Leslie speaks with Brandon Lackey of the Alabama Association of Christian Recovery Ministries, who says the manufacturers selling supplements with tianeptine are engaging in "predatory business practices" and he calls on the supplement industry or the government to address this issue. Laura MacCleary, the Policy Director for the Center for Science in the Public Interest, has written to FDA urging them to stop the distribution of the drug. She explains that the FDA just doesn't have enough resources to address the issue. Leslie also spoke to Alabama State Representative Mike Holmes, who is working to outlaw the drug in his state, but says he's facing opposition due to the potential revenue that will be lost if it is outlawed.
During her investigation, Leslie was curious how the supplement might affect her and she took just 1 pill and says, "It felt like a hardcore opioid a doctor would give you when you come out of a very major surgery."
Psychiatrist Dr. Domenick Sportelli is shocked that tianeptine is considered a nutritional supplement in America and is currently unregulated and warns taking the drug can easily decrease someone's respiratory drive, increasing their blood pressure, their heart rate can become irregular, a coma can occur, and sometimes it can lead to death.
The Doctors reached out to the Council for Responsible Nutrition, which represents the dietary supplement industry, and their response is below.
“Tianeptine is not a legal dietary supplement ingredient. Any company selling a product containing tianeptine as a supplement is in direct violation of federal law and is putting consumers’ health at risk. The FDA has expressly stated that tianeptine is not a dietary ingredient and has published public notices cautioning consumers about the dangers of this ingredient and has issued warning letters to companies who market products containing tianeptine falsely identified and marketed as dietary supplements. CRN encourages strong enforcement action by the FDA to address illegal products on the market and welcomes criminal enforcement against companies that put the public’s health at risk. Because there are harmful, illegal products that are fraudulently marketed as dietary supplements, it matters where one purchases dietary supplements. CRN recommends that consumers choose products from reputable brands they trust and from reputable retailers or online retail platforms—be wary of products promising drug-like results and obscure internet sites making over-the-top claims for their products.
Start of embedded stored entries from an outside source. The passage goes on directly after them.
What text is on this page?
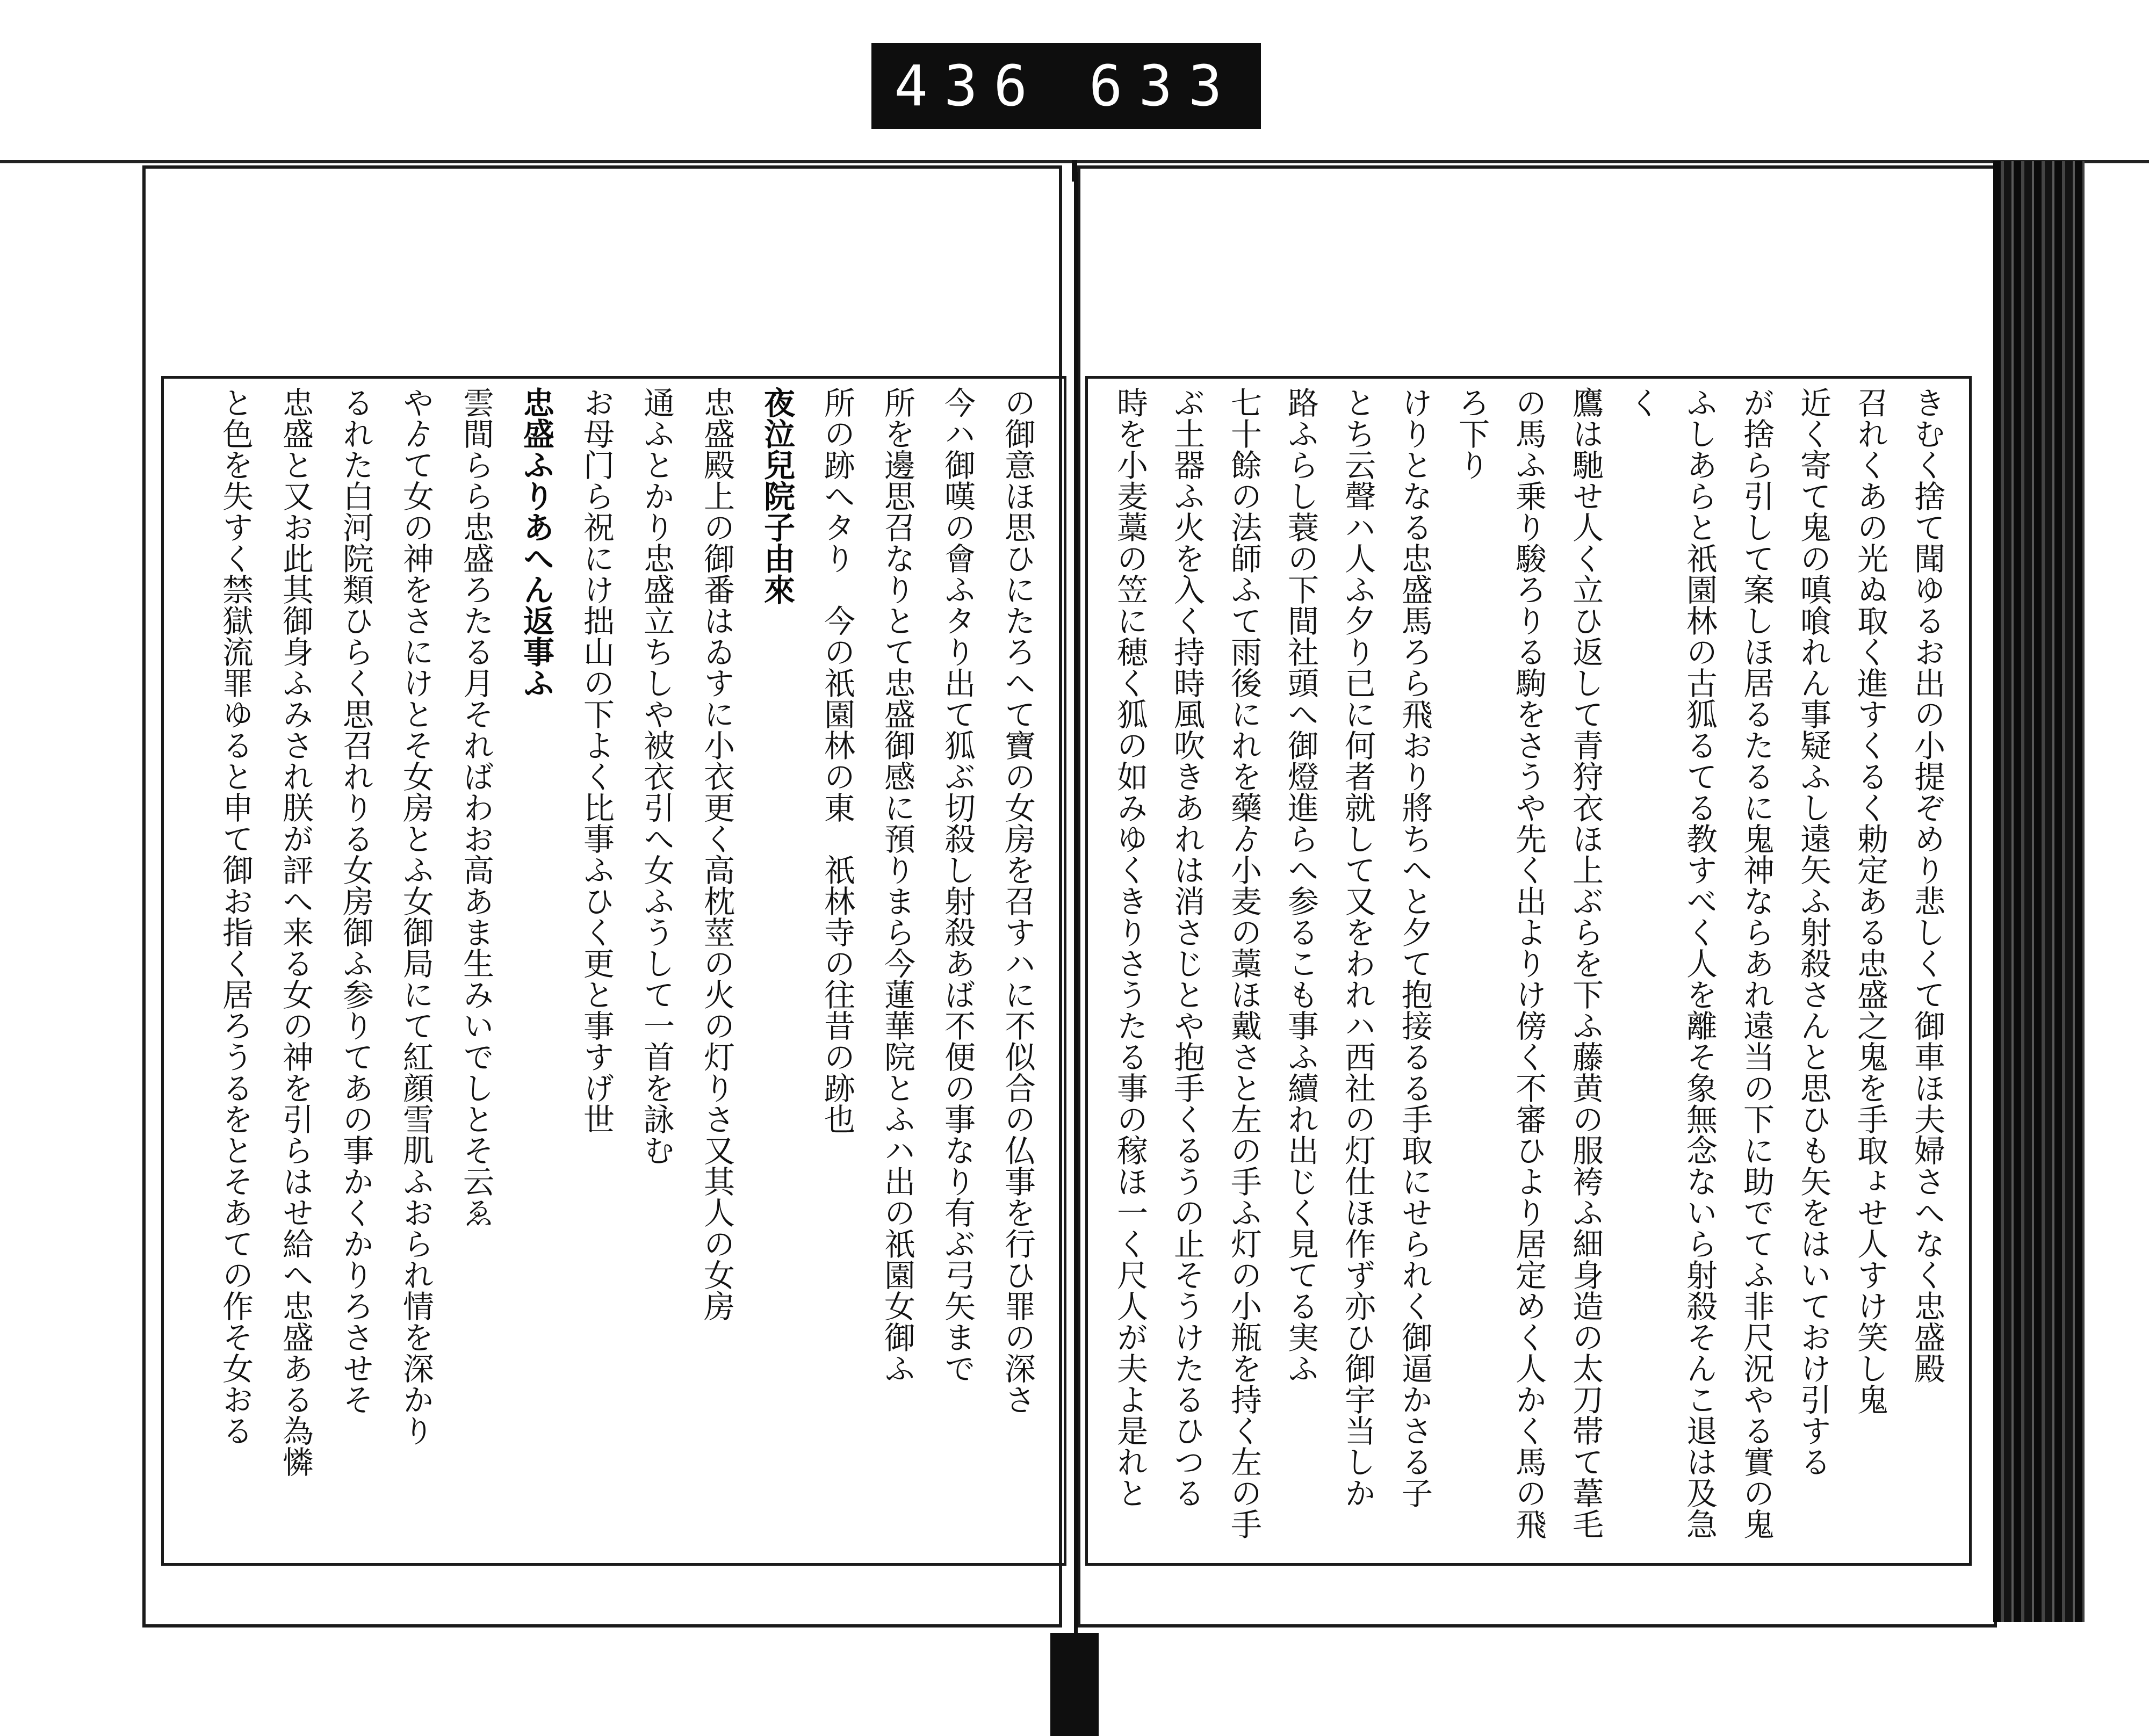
436 633
きむく捨て聞ゆるお出の小提ぞめり悲しくて御車ほ夫婦さへなく忠盛殿
召れくあの光ぬ取く進すくるく勅定ある忠盛之鬼を手取ょせ人すけ笑し鬼
近く寄て鬼の嗔喰れん事疑ふし遠矢ふ射殺さんと思ひも矢をはいておけ引する
が捨ら引して案しほ居るたるに鬼神ならあれ遠当の下に助でてふ非尺況やる實の鬼
ふしあらと祇園林の古狐るてる教すべく人を離そ象無念ないら射殺そんこ退は及急く
鷹は馳せ人く立ひ返して青狩衣ほ上ぶらを下ふ藤黄の服袴ふ細身造の太刀帯て葦毛
の馬ふ乗り駿ろりる駒をさうや先く出よりけ傍く不審ひより居定めく人かく馬の飛ろ下り
けりとなる忠盛馬ろら飛おり將ちへと夕て抱接るる手取にせられく御逼かさる子
とち云聲ハ人ふ夕り已に何者就して又をわれハ西社の灯仕ほ作ず亦ひ御宇当しか
路ふらし蓑の下間社頭へ御燈進らへ参るこも事ふ續れ出じく見てる実ふ
七十餘の法師ふて雨後にれを藥ゟ小麦の藁ほ戴さと左の手ふ灯の小瓶を持く左の手
ぶ土器ふ火を入く持時風吹きあれは消さじとや抱手くるうの止そうけたるひつる
時を小麦藁の笠に穂く狐の如みゆくきりさうたる事の稼ほ一く尺人が夫よ是れと
の御意ほ思ひにたろへて寶の女房を召すハに不似合の仏事を行ひ罪の深さ
今ハ御嘆の會ふタり出て狐ぶ切殺し射殺あば不便の事なり有ぶ弓矢まで
所を邊思召なりとて忠盛御感に預りまら今蓮華院とふハ出の祇園女御ふ
所の跡へタり　今の祇園林の東　祇林寺の往昔の跡也
夜泣兒院子由來
忠盛殿上の御番はゐすに小衣更く高枕莖の火の灯りさ又其人の女房
通ふとかり忠盛立ちしや被衣引へ女ふうして一首を詠む
お母门ら祝にけ拙山の下よく比事ふひく更と事すげ世
忠盛ふりあへん返事ふ
雲間らら忠盛ろたる月そればわお高あま生みいでしとそ云ゑ
やゟて女の神をさにけとそ女房とふ女御局にて紅顔雪肌ふおられ情を深かり
るれた白河院類ひらく思召れりる女房御ふ参りてあの事かくかりろさせそ
忠盛と又お此其御身ふみされ朕が評へ来る女の神を引らはせ給へ忠盛ある為憐
と色を失すく禁獄流罪ゆると申て御お指く居ろうるをとそあての作そ女おる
Consumers should consult their healthcare practitioners for recommendations, do their own research on companies and the supporting science for the ingredients, and seek out trustworthy third party seals and certifications. Trusted organizations like CRN can also help consumers make smart choices. CRN has high standards for membership, and requires members to abide by not only the law but also a strict code of ethics. CRN member companies and their brands and branded ingredients can be found here.” Steve Mister, President & CEO, CRN said in a statement.